O Estado de S. Paulo.
Estratégia é compartilhada por populistas como Trump, Bolsonaro e López Obrador
Enquanto alguns líderes com ambições autoritárias ainda optam pela abordagem clássica de destruir a democracia – como Pedro Castillo, cuja tentativa de autogolpe no dia 7 fracassou –, um grupo crescente escolhe uma estratégia mais sutil, buscando enfraquecer os órgãos eleitorais de seus respectivos países, para depois poder lançar dúvidas sobre os resultados. Sem apresentar provas concretas de fraude, tais líderes questionam a imparcialidade das estruturas responsáveis pela organização dos pleitos e sugerem que o sistema opera contra eles. Projetando-se como “homens do povo” em luta contra o establishment, argumentam que o sistema eleitoral é corrupto, enviesado e não transparente.
Foi exatamente com essa argumentação que o
partido governista mexicano aprovou no Congresso, na quinta-feira, uma reforma
eleitoral, reduzindo o financiamento público para o Instituto Nacional
Eleitoral (INE), entidade autônoma responsável pela organização das eleições. O
INE perderá em torno de 85% de sua burocracia profissional, limitando sua
capacidade de garantir a organização de eleições limpas.

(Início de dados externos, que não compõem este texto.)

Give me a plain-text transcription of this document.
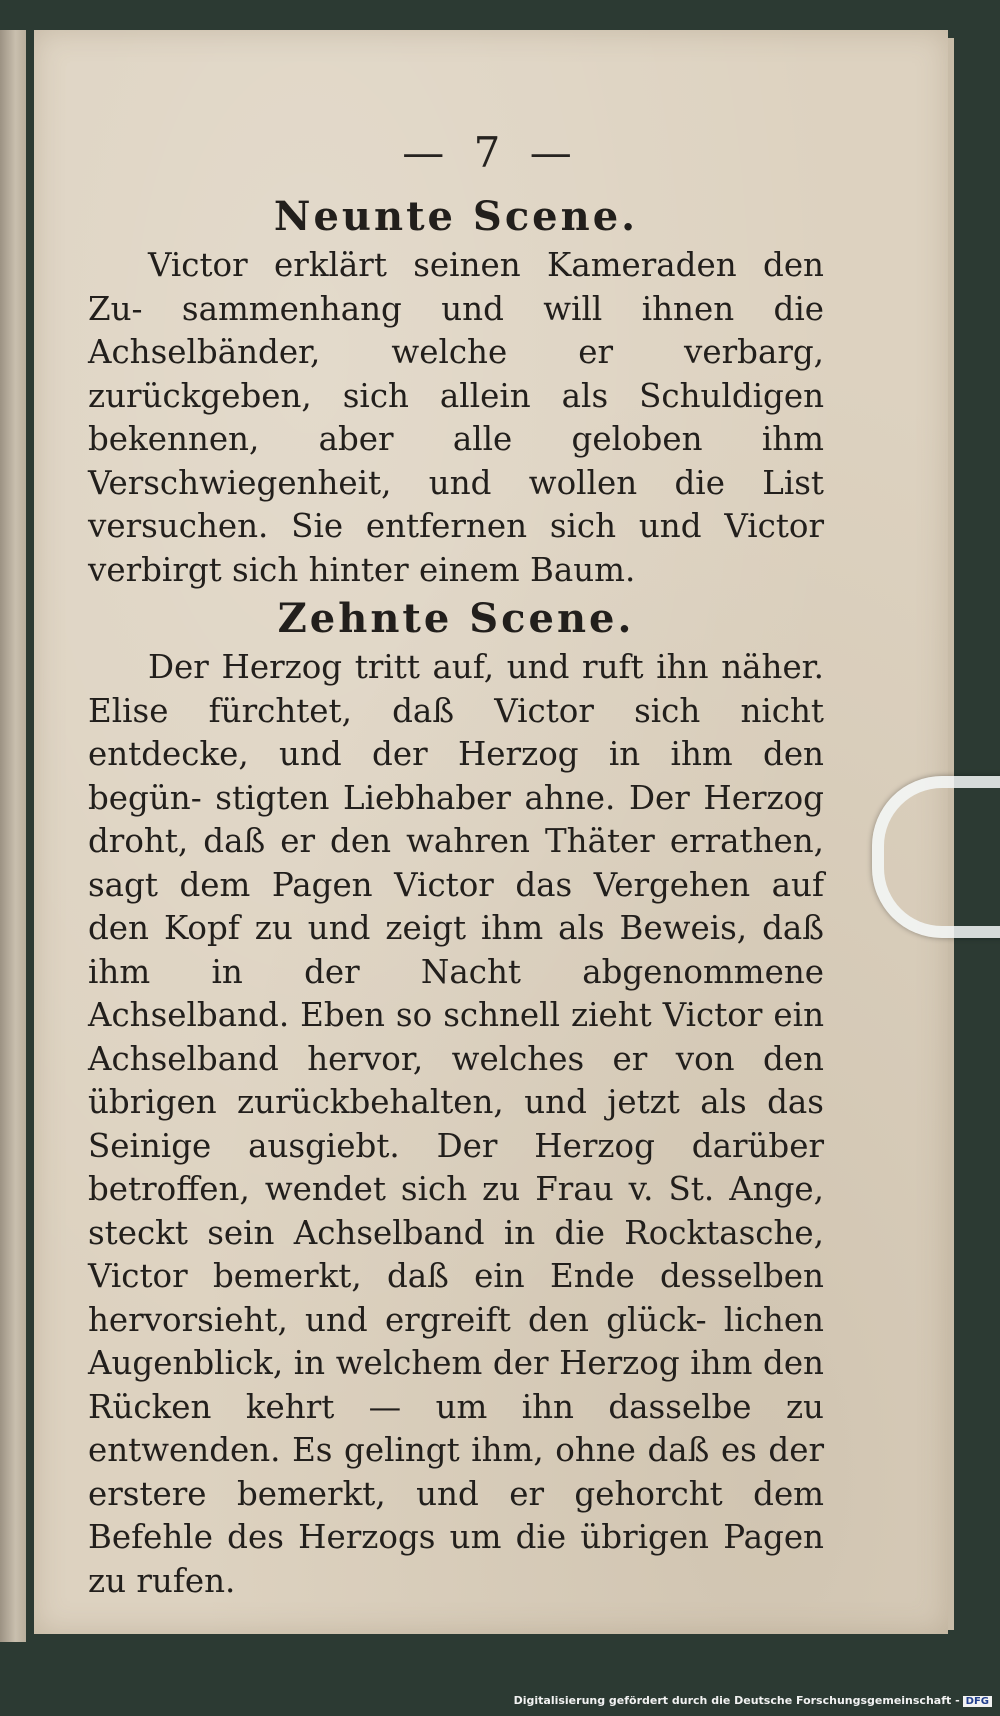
— 7 —
Neunte Scene.
Victor erklärt seinen Kameraden den Zu- sammenhang und will ihnen die Achselbänder, welche er verbarg, zurückgeben, sich allein als Schuldigen bekennen, aber alle geloben ihm Verschwiegenheit, und wollen die List versuchen. Sie entfernen sich und Victor verbirgt sich hinter einem Baum.
Zehnte Scene.
Der Herzog tritt auf, und ruft ihn näher. Elise fürchtet, daß Victor sich nicht entdecke, und der Herzog in ihm den begün- stigten Liebhaber ahne. Der Herzog droht, daß er den wahren Thäter errathen, sagt dem Pagen Victor das Vergehen auf den Kopf zu und zeigt ihm als Beweis, daß ihm in der Nacht abgenommene Achselband. Eben so schnell zieht Victor ein Achselband hervor, welches er von den übrigen zurückbehalten, und jetzt als das Seinige ausgiebt. Der Herzog darüber betroffen, wendet sich zu Frau v. St. Ange, steckt sein Achselband in die Rocktasche, Victor bemerkt, daß ein Ende desselben hervorsieht, und ergreift den glück- lichen Augenblick, in welchem der Herzog ihm den Rücken kehrt — um ihn dasselbe zu entwenden. Es gelingt ihm, ohne daß es der erstere bemerkt, und er gehorcht dem Befehle des Herzogs um die übrigen Pagen zu rufen.
Digitalisierung gefördert durch die Deutsche Forschungsgemeinschaft - DFG
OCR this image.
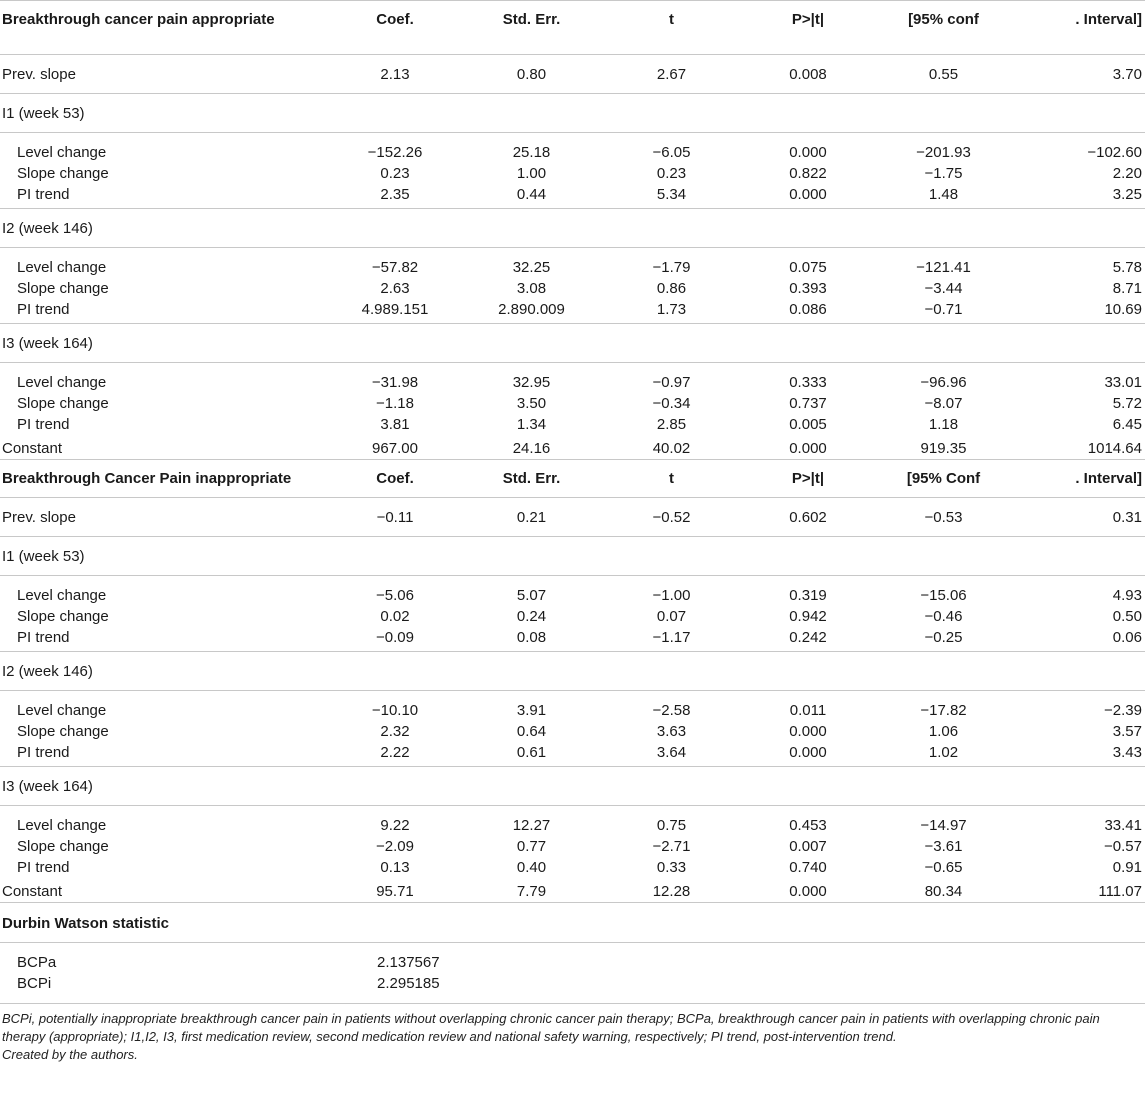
Breakthrough cancer pain appropriate	Coef.	Std. Err.	t	P>|t|	[95% conf	. Interval]
Prev. slope	2.13	0.80	2.67	0.008	0.55	3.70
I1 (week 53)						
Level change	−152.26	25.18	−6.05	0.000	−201.93	−102.60
Slope change	0.23	1.00	0.23	0.822	−1.75	2.20
PI trend	2.35	0.44	5.34	0.000	1.48	3.25
I2 (week 146)						
Level change	−57.82	32.25	−1.79	0.075	−121.41	5.78
Slope change	2.63	3.08	0.86	0.393	−3.44	8.71
PI trend	4.989.151	2.890.009	1.73	0.086	−0.71	10.69
I3 (week 164)						
Level change	−31.98	32.95	−0.97	0.333	−96.96	33.01
Slope change	−1.18	3.50	−0.34	0.737	−8.07	5.72
PI trend	3.81	1.34	2.85	0.005	1.18	6.45
Constant	967.00	24.16	40.02	0.000	919.35	1014.64
Breakthrough Cancer Pain inappropriate	Coef.	Std. Err.	t	P>|t|	[95% Conf	. Interval]
Prev. slope	−0.11	0.21	−0.52	0.602	−0.53	0.31
I1 (week 53)						
Level change	−5.06	5.07	−1.00	0.319	−15.06	4.93
Slope change	0.02	0.24	0.07	0.942	−0.46	0.50
PI trend	−0.09	0.08	−1.17	0.242	−0.25	0.06
I2 (week 146)						
Level change	−10.10	3.91	−2.58	0.011	−17.82	−2.39
Slope change	2.32	0.64	3.63	0.000	1.06	3.57
PI trend	2.22	0.61	3.64	0.000	1.02	3.43
I3 (week 164)						
Level change	9.22	12.27	0.75	0.453	−14.97	33.41
Slope change	−2.09	0.77	−2.71	0.007	−3.61	−0.57
PI trend	0.13	0.40	0.33	0.740	−0.65	0.91
Constant	95.71	7.79	12.28	0.000	80.34	111.07
Durbin Watson statistic						
BCPa	2.137567					
BCPi	2.295185					
BCPi, potentially inappropriate breakthrough cancer pain in patients without overlapping chronic cancer pain therapy; BCPa, breakthrough cancer pain in patients with overlapping chronic pain therapy (appropriate); I1,I2, I3, first medication review, second medication review and national safety warning, respectively; PI trend, post-intervention trend.
Created by the authors.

Trata-se de um ataque
devastador contra a democracia mexicana.
Tanto quanto Trump e Bolsonaro, que nunca
explicitamente reconheceram suas derrotas nas eleições de 2020 e 2022,
respectivamente, o presidente mexicano, Andrés Manuel López Obrador (conhecido como
AMLO), não aceitou sua derrota nas eleições presidenciais de 2006, quando
perdeu por 0.4% dos votos.
Os ataques contra órgãos eleitorais são o
reflexo natural de lideranças cujo objetivo é a concentração indevida de poder.
Enquanto Donald Trump tentou, sem sucesso, convencer funcionários eleitorais a
alterar o resultado em alguns Estados que perdeu em 2020, o presidente
Bolsonaro há anos semeou dúvidas e instou seus seguidores a criticarem o TSE. O
resultado são democracias mais vulneráveis e uma quantidade cada vez maior de
seguidores incapazes a virar a página quando seu candidato perde. Da mesma
forma, os ataques populistas contra os órgãos eleitorais servem para promover
uma teoria conspiratória usada com frequência: a burocracia estatal seria
controlada por uma elite desconectada do “povo” e, portanto, representa uma
ameaça à vontade popular.
As investidas contra os órgãos eleitorais
têm o potencial de corroer a estabilidade democrática, pois reduzem, aos olhos
de parte dos eleitores, a legitimidade dos governantes e afetam negativamente a
governabilidade.
As estratégias de Trump, AMLO e Bolsonaro podem ter sinais ideológicos diferentes – AMLO é de esquerda, enquanto Trump e Bolsonaro são de direita – , mas a essência de sua rejeição de freios e contrapesos é a mesma. Inimigos, é claro, são rotulados como “inimigos da pátria”.